Project Overview
This project utilizes the ESP32-S3 AI CAM module and EdgeImpulse to recognize apples and oranges. Through this project, you will learn how to train your own model using EdgeImpulse and deploy it on the ESP32-S3 AI CAM module.
 
- EdgeImpulse Official Website: https://edgeimpulse.com/
- EdgeImpulse Project Link: [https://studio.edgeimpulse.com/public/571380/live
Data Collection
- Burn the "CameraWebServer" example code to the ESP32-S3 AI CAM module.
- Open the serial monitor to check the IP address.
- Access the IP address through a browser on a device within the same local network. Click the “Start” button to view the camera feed.
- Save images to your computer by clicking the upper-right corner of the video frame. (It is recommended to save images of different objects in separate folders for easier data labeling during training.)
Note: Collect as much image data as possible to improve model accuracy.

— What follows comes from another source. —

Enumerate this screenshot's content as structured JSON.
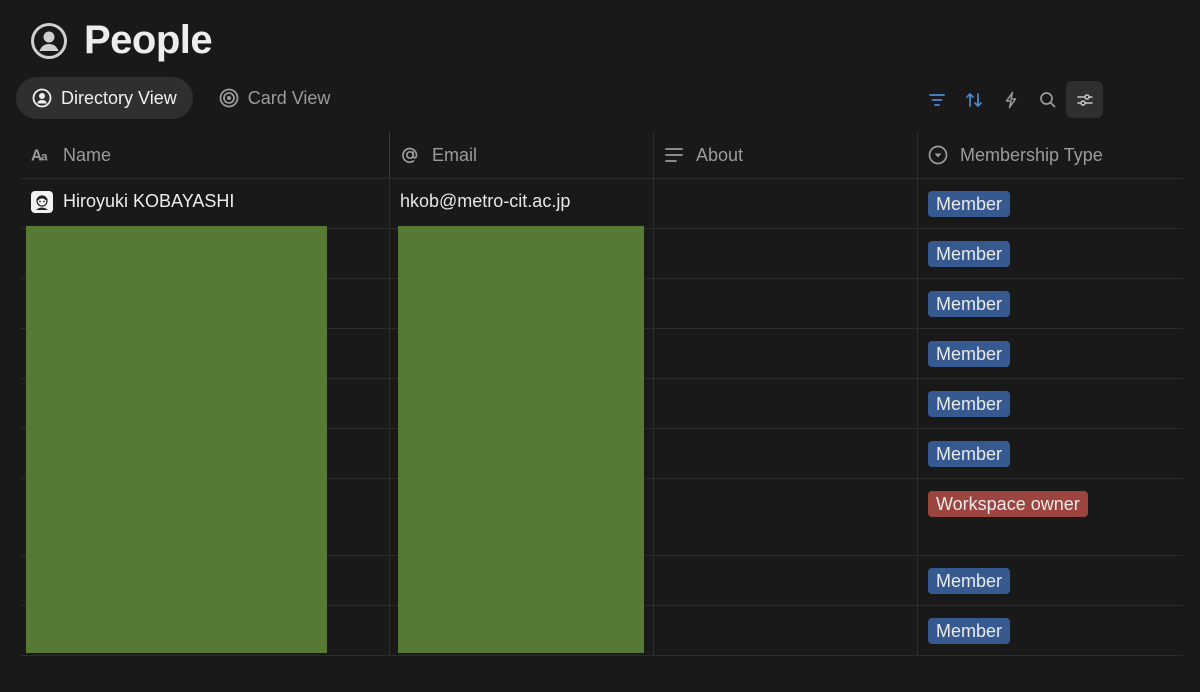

For this project, around 50 images of apples and oranges were used.
 
Collected image dataset:
 
Data Labeling
- Create a new project in EdgeImpulse.
 
- Click “Add existing data” to upload collected images.
 
- Select “Upload data” and upload image files. Enter corresponding labels for the images.
 
- In “Data acquisition -> Labeling queue”, mark the object of interest in the images and save.
 
Example: Labeling oranges:
 
Training the Model
- 
Once all data is labeled, navigate to “Impulse design -> Create impulse” to create and save your impulse. 

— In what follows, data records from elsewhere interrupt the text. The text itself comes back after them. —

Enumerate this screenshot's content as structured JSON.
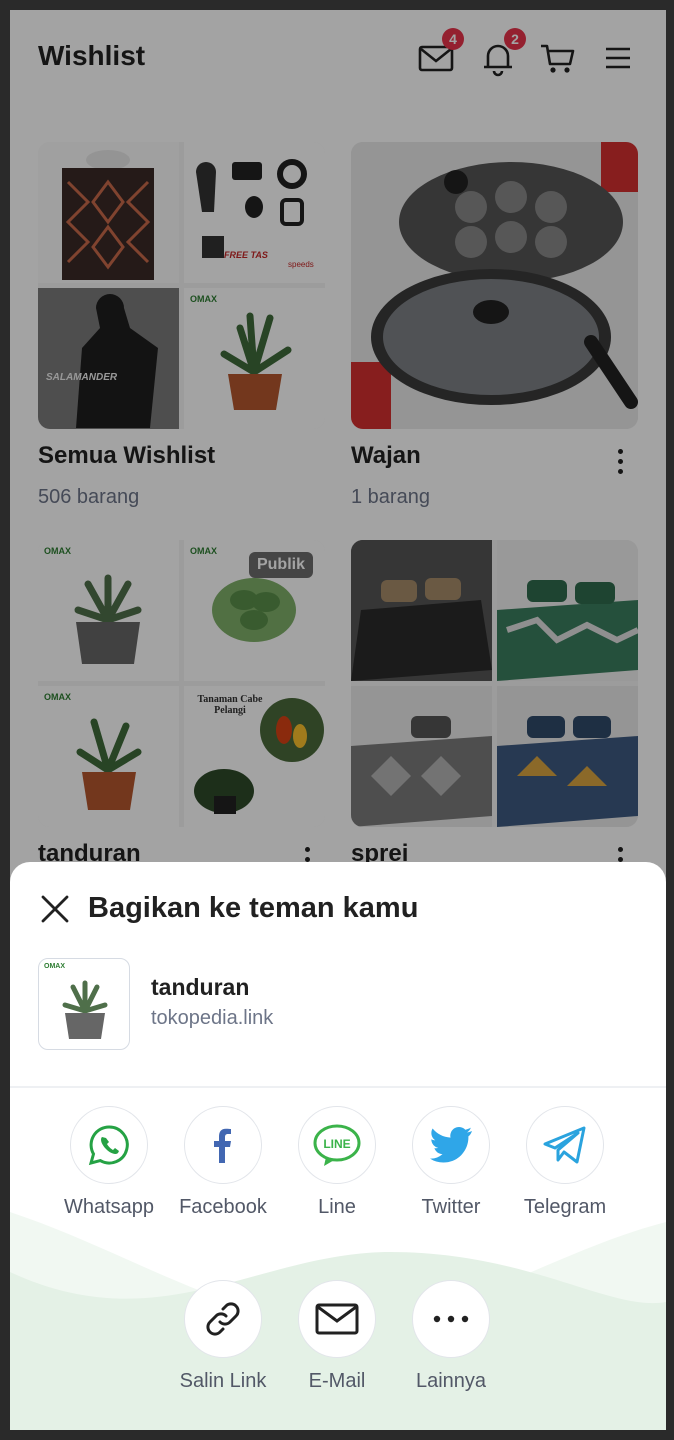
{
  "header": {
    "title": "Wishlist",
    "icons": {
      "mail": {
        "name": "mail-icon",
        "badge": "4"
      },
      "bell": {
        "name": "bell-icon",
        "badge": "2"
      },
      "cart": {
        "name": "cart-icon"
      },
      "menu": {
        "name": "hamburger-menu-icon"
      }
    }
  },
  "wishlists": [
    {
      "name": "Semua Wishlist",
      "count": "506 barang"
    },
    {
      "name": "Wajan",
      "count": "1 barang"
    },
    {
      "name": "tanduran",
      "count": "",
      "badge": "Publik"
    },
    {
      "name": "sprei",
      "count": ""
    }
  ],
  "product_image_text": {
    "free_tas": "FREE TAS",
    "speeds": "speeds",
    "salamander": "SALAMANDER",
    "omax": "OMAX",
    "cabe_title": "Tanaman Cabe Pelangi"
  },
  "share_sheet": {
    "title": "Bagikan ke teman kamu",
    "product": {
      "name": "tanduran",
      "link": "tokopedia.link"
    },
    "apps": [
      {
        "label": "Whatsapp",
        "icon": "whatsapp-icon"
      },
      {
        "label": "Facebook",
        "icon": "facebook-icon"
      },
      {
        "label": "Line",
        "icon": "line-icon"
      },
      {
        "label": "Twitter",
        "icon": "twitter-icon"
      },
      {
        "label": "Telegram",
        "icon": "telegram-icon"
      }
    ],
    "actions": [
      {
        "label": "Salin Link",
        "icon": "link-icon"
      },
      {
        "label": "E-Mail",
        "icon": "mail-icon"
      },
      {
        "label": "Lainnya",
        "icon": "more-icon"
      }
    ],
    "line_icon_text": "LINE"
  },
  "colors": {
    "badge": "#e8334a",
    "text": "#212121",
    "muted": "#6d7588",
    "whatsapp": "#25a244",
    "facebook": "#1877f2",
    "line": "#06c755",
    "twitter": "#1d9bf0",
    "telegram": "#2aa3de",
    "wave": "#dff0e3"
  }
}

 Processing blocks explanation: EdgeImpulse Documentation
  
- 
Go to the “image” page and click “Save parameters”. 
  
- 
Navigate to the “Generate features” page and click “Generate features” to extract image features. 
  
- 
Go to “Object detection”, then click “Save & train” to train the model. 
  
- 
Once training is complete, review model performance. Adjust parameters and retrain if necessary. 
  
- 
Go to the "Retrain model" page and click "Train model" 
  
Deploying the Model
Here's the English translation of the steps:
- 
Extract the trained model files into the "libraries" folder of your Arduino installation directory. 
- 
Download the files: 【conv.cpp】, 【depthwise_conv.cpp】, and the 【edge_camera】 folder. 
- 
Copy the downloaded conv.cpp and depthwise_conv.cpp files into your trained model's folder, replacing existing files if prompted. 

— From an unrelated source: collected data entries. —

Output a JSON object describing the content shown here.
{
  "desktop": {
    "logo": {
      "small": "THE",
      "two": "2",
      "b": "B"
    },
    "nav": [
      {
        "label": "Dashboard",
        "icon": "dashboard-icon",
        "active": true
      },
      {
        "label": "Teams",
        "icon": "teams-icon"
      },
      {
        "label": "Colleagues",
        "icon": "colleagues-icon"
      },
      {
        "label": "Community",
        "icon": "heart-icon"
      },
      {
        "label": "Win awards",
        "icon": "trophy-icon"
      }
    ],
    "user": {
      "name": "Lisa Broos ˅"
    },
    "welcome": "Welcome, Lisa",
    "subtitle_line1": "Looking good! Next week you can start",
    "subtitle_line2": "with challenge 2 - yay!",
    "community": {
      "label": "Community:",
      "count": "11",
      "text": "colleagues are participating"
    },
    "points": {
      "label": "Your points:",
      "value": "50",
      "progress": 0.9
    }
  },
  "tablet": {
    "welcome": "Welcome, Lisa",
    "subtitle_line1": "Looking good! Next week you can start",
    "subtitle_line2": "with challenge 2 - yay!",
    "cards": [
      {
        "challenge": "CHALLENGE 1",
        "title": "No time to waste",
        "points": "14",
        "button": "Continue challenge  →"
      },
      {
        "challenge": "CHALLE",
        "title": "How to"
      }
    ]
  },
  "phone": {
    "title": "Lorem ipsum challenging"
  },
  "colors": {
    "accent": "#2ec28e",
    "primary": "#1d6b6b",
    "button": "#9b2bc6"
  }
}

- Path: Your_Trained_Model_Folder\src\edge-impulse-sdk\tensorflow\lite\micro\kernels

- Copy the entire 【edge_camera】 folder and paste it into your trained model's directory.
- Path: Your_Trained_Model_Folder\examples

- Open Arduino IDE, locate the 【edge_camera】 example sketch. Replace the header file with your model's header and input your WiFi credentials (SSID and password).

- Compile and upload the sketch. Open the Serial Monitor to view the IP address and classification results. Access the IP via a web browser to see the camera feed.